Giving red packets - a guide to surviving Chinese New Year
Ah, the Chinese New Year. Celebrated for a total of fifteen days, this noisy and colourful occasion marks the beginning of a brand new year according to the Chinese calendar. It is a time for loud well wishes, amiable chatter, fantastic food, and of course - the all-important red packets. If you live and work in predominantly Chinese areas like Singapore, you should find yourself invited into many homes during this period. Forget the presents, wine or food to bring along for the visit. What you need are red packets, or hong bao.
Gift of cash - hong bao
The hong bao, or red packets, are handy-sized paper envelopes stuffed with money. Married adults and the elderly give these hong bao to children and unmarried young people as an act of well wishing and blessing.

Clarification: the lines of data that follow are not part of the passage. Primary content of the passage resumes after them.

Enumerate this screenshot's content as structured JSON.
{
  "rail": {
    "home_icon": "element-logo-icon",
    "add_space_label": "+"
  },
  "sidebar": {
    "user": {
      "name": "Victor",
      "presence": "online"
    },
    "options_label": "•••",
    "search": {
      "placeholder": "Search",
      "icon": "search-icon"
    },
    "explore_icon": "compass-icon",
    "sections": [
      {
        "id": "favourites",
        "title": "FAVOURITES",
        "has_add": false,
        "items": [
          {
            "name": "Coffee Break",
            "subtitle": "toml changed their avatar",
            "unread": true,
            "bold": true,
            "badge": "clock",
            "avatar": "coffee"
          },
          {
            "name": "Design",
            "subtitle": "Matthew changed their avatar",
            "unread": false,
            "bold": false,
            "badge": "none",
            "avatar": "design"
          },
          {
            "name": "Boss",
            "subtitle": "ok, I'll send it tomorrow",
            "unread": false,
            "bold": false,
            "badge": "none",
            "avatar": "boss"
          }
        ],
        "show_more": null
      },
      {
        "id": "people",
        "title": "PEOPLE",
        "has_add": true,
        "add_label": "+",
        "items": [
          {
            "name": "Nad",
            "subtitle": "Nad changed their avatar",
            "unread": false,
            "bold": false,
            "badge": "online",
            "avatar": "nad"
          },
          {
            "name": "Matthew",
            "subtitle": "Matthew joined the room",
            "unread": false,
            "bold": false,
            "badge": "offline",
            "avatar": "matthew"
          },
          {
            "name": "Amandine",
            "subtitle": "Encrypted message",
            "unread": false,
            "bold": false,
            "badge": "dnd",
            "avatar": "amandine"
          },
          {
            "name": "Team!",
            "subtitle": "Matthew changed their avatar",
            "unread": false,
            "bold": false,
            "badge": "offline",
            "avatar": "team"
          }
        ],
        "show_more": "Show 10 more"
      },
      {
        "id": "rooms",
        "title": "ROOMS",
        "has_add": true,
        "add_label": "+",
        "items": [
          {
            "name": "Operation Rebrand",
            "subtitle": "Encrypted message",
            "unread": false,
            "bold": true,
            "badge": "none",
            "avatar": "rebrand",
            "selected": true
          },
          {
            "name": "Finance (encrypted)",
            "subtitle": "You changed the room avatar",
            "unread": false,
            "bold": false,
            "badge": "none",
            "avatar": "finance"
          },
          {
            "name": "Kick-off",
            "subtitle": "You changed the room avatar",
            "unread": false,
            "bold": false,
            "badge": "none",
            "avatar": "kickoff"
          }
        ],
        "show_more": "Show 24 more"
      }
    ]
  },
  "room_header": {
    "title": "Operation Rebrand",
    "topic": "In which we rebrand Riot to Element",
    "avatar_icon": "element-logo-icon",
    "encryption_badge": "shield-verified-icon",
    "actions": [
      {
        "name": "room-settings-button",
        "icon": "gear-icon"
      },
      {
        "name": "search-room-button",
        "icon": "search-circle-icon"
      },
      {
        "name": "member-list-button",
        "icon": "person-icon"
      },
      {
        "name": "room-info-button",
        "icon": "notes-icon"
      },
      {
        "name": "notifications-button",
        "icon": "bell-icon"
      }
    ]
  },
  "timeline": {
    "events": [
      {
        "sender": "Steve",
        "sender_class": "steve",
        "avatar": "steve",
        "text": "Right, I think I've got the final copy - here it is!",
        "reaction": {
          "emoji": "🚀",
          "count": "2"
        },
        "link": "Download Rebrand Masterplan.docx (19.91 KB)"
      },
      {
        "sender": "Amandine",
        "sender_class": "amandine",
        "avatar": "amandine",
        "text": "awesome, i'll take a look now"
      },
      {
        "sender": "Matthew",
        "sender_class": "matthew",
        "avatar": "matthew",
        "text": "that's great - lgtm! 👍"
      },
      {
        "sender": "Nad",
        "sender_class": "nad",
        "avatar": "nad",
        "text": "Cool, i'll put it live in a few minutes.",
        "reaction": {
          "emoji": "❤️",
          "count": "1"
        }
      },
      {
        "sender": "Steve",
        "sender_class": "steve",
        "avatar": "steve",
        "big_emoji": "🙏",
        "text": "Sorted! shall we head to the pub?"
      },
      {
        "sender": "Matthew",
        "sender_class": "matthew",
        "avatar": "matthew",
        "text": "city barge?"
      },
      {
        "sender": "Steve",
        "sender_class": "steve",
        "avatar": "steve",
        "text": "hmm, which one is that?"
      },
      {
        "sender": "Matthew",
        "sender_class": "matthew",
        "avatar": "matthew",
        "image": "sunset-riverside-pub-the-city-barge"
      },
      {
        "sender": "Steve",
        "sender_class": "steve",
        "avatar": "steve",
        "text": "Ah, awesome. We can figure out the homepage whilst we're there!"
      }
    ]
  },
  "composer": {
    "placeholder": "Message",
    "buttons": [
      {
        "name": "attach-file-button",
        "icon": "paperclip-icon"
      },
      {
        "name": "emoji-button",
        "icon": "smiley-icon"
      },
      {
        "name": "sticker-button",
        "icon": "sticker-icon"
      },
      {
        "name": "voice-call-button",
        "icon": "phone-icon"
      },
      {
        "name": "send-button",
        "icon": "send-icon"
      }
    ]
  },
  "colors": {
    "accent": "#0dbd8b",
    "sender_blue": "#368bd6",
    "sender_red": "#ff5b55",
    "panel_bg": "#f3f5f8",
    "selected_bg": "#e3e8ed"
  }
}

If you are still single and look wonderfully young, you may find red packets pressed gently into your hand after a friendly handshake. Don't wave your hand and say no, for this is the way the giver is wishing you a happy new year. However, if you fit the bill as a "true adult", a senior in the crowd, then you too, become a hong bao giver. Just imagine yourself being the Santa Claus of Chinese New Year!
Where to get them
Okay Santa, start your first hong bao giving experience by getting the packets first. Well, the easiest way is to buy them of course. As the great festival approaches, you can't miss the many displays of red packets for your picking. Packs of ten are usually sold for less than S$5.
Alternatively, many retail outlets, supermarkets and banks actually give away uniquely and beautifully designed hong bao with over-the-counter transactions. Just remember to ask politely the nice lady or gentleman serving you if they have such give-aways.
How much to give
Now that you have got the packets, how much should you put in them? This is a delicate game of math. Firstly, the amount of money is always carefully calculated to be of an even number because odd numbers are considered unlucky.
Basically, in the relatively affluent Singapore, you can't give anything less than S$4. Do that, and risk the embarrassment of Junior voicing his disappointments out loud! Should the child belong to your boss or business partner, spare no expenses in giving a good impression. For if your hong bao looks good, you will look good! Trust me, the parents will know if you are stinging.
Your lucky number
But don't break into cold sweat and think about how to run away from the occasion yet. After all, you are "just" a guest, a foreign friend, so expectations will not be running sky high. An average of S$8 will probably do very well for the kids of friends and peers, especially when the number "8" (fa) sounds like "get rich" in Chinese.
And a trick of the trade - try to finish this business of hong bao giving as fast as you can! For it is only upon fulfilling this "adult duty" can you then settle down on the couch, drink in hand, and actually start meeting new friends.
Don't forget them
This is also a good time to show appreciation for all the folks who have worked hard all year to better the environment you live and work in. A S$10 to S$20 hong bao is a great way to say thank you to cleaners, security guards and gardeners! And chances are, you will find the bunch of people exchanging friendly greetings with you and going that extra mile for generous you too!
Pretty little things
Red is quite the official auspicious colour during this period, and gold (the colour of money, of course) is a popular complementary colour for the hong bao. Just in case you have been too obsessed with stuffing the hong bao with money, have you realised that these red packets are often very finely designed too? In fact, collecting these works of art that come around once a year can be a beautiful hobby.
Basically, all designs on the hong bao must serve one central purpose - it must beckon good fortune. They can come in pictures, wordings or abstract patterns. Common design motifs that grace the hong bao covers include:
The Chinese zodiac - the twelve-year cycle designates each year according to an animal. The Year of the Rat is followed by Pig, Dog, Rooster, Monkey, Goat, Horse, Snake, Dragon, Rabbit, Tiger and Ox. Year 2002 is the year of the horse, so you can expect to see all forms of representation of this magnificent creature.
Fishes - the Chinese pronunciation of fish, yu, is similar to "abundance". Thus pictures of fishes are popular for beckoning a year of plenty. The carp has the additional symbolism of longevity too.
The God of Wealth - also known as chai shen. The desires behind giving such red packets are obvious - it is equal to saying "may lots of money come your way in the new year!"
Cartoon characters - Pokemon, Hello Kitty, Snoopy and the Powerpuff Girls - all these famous toons have made colourful appearances on the hong bao. While red remains the predominant colour, packets with popular cartoon characters are usually awash in bold shades of colours. These cartoon packets are definitely a hit with kids, and will come in handy in increasing your popularity index among the squealing children!